The “uncontrolled” growth of industrial farming of livestock and poultry in Spain is causing water pollution from nitrates to soar, Greenpeace warned in a new report on Thursday.

Greenpeace sounds alarm over Spain's 'poisonous mega farms'
Pollution from hundreds of intensive pig farms played a major role in the collapse of Murcia Mar Menor saltwater lagoon. Photo: JOSEP LAGO / AFP

The number of farm animals raised in Spain has jumped by more than a third since 2015 to around 560 million in 2020, it said in the report entitled “Mega farms, poison for rural Spain”.

This “excessive and uncontrolled expansion of industrial animal farming” has had a “serious impact on water pollution from nitrates”, it said.

Three-quarters of Spain’s water tables have seen pollution from nitrates increase between 2016 and 2019, the report said citing Spanish government figures.

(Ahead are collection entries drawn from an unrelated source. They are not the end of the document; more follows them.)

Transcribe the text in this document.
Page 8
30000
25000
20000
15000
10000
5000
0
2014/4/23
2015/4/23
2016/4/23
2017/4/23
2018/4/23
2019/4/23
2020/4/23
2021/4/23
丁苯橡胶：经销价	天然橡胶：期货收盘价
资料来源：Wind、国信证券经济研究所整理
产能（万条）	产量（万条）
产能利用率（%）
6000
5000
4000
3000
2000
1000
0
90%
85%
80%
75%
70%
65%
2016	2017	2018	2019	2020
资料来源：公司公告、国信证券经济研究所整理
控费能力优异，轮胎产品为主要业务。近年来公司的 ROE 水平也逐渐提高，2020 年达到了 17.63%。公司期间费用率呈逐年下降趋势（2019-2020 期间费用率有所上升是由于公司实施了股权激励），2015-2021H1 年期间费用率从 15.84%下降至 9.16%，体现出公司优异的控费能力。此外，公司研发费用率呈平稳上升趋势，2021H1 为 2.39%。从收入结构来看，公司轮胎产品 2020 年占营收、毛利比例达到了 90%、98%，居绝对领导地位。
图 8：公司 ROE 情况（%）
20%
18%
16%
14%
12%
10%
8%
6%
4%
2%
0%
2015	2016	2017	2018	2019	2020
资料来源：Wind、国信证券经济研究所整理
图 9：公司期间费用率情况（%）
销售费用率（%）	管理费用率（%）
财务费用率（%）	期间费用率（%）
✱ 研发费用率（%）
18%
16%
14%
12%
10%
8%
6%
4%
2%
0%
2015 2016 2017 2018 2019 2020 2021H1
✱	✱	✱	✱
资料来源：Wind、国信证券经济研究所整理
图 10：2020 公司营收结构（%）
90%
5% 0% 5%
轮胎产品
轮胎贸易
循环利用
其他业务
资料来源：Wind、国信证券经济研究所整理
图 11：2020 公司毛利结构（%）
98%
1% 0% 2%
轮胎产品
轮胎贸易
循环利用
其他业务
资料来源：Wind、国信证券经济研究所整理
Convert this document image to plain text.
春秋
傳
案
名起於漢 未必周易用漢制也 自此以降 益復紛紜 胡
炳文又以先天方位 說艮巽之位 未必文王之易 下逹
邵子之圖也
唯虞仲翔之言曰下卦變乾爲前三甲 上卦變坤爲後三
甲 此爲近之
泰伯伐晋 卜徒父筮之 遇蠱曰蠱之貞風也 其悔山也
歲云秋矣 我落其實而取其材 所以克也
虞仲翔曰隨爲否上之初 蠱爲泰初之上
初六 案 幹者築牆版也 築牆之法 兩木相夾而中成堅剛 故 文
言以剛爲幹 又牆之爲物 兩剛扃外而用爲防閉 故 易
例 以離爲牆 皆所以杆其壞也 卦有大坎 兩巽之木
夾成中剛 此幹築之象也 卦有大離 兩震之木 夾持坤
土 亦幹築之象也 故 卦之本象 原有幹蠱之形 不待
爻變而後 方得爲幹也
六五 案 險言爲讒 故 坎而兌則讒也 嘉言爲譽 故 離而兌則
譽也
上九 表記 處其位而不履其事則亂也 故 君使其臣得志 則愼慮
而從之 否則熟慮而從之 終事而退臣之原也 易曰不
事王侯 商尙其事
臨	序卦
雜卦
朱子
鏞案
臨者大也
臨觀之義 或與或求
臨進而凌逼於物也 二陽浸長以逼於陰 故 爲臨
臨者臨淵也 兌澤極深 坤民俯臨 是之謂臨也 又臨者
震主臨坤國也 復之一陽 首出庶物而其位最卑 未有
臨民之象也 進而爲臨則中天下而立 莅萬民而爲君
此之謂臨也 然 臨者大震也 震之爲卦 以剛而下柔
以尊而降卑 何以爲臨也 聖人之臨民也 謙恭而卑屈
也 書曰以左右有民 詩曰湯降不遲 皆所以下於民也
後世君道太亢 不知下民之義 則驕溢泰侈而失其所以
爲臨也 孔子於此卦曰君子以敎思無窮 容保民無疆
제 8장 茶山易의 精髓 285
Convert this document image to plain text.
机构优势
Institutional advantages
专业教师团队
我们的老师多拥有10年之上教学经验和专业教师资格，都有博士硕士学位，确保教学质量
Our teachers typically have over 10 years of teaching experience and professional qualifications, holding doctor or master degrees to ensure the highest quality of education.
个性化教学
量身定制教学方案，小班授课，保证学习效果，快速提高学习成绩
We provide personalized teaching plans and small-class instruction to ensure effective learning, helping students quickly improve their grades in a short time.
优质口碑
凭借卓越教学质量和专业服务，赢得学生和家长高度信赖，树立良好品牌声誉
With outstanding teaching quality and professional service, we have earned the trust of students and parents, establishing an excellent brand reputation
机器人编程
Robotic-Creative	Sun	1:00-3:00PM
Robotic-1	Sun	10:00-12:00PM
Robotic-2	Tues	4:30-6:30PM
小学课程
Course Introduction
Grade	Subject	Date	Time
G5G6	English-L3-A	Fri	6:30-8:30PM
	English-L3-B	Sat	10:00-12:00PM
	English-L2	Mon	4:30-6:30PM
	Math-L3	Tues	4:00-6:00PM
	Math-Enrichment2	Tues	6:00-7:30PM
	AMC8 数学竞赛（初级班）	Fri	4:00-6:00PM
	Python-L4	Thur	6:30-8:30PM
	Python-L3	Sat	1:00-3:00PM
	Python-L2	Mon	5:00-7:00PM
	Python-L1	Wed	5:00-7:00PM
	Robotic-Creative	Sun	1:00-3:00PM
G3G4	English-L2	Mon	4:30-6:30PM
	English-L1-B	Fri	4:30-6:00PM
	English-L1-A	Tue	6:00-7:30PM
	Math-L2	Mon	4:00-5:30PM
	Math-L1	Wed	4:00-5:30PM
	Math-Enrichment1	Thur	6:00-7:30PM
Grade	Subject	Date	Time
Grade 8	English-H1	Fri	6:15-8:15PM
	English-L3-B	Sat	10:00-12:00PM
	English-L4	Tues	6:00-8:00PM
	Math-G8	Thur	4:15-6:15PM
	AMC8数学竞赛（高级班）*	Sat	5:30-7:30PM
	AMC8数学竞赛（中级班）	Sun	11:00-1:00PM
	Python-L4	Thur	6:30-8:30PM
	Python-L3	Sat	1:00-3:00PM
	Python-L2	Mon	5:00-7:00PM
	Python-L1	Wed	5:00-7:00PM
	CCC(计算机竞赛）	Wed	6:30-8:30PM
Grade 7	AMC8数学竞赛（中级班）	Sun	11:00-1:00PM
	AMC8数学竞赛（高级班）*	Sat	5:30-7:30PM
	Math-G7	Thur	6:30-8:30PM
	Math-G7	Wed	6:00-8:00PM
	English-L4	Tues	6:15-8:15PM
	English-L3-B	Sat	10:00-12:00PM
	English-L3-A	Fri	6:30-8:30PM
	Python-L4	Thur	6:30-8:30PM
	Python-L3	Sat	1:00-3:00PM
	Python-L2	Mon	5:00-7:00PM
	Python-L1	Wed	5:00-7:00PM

Nearly 29 percent of the country’s water tables had more than the amount of nitrate considered safe for drinking, according to a survey carried out by Greenpeace across Spain between April and September.

The environmental group said the government was not doing enough.

It pointed out that the amount of land deemed an “area vulnerable to nitrates” has risen to 12 million hectares in 2021, or 24 percent of Spain’s land mass, from around eight million hectares a decade ago, yet industrial farming has continued to grow.

“It is paradoxical to declare more and more areas vulnerable to nitrates”, but at the same time allow a “disproportionate rise” in the number of livestock on farms, Greenpeace said.

Pollution from hundreds of intensive pig farms played a major role in the collapse of one of Europe’s largest saltwater lagoons, the Mar Menor in Spain’s southeast, according to a media investigation published earlier this week.

Scientists blamed decades of nitrate-laden runoffs for triggering vast blooms of algae that had depleted the water of the lagoon of oxygen, leaving fish suffocating underwater.

Two environmental groups submitted a formal complaint in early October to the European Union over Spain’s failure to protect the lagoon.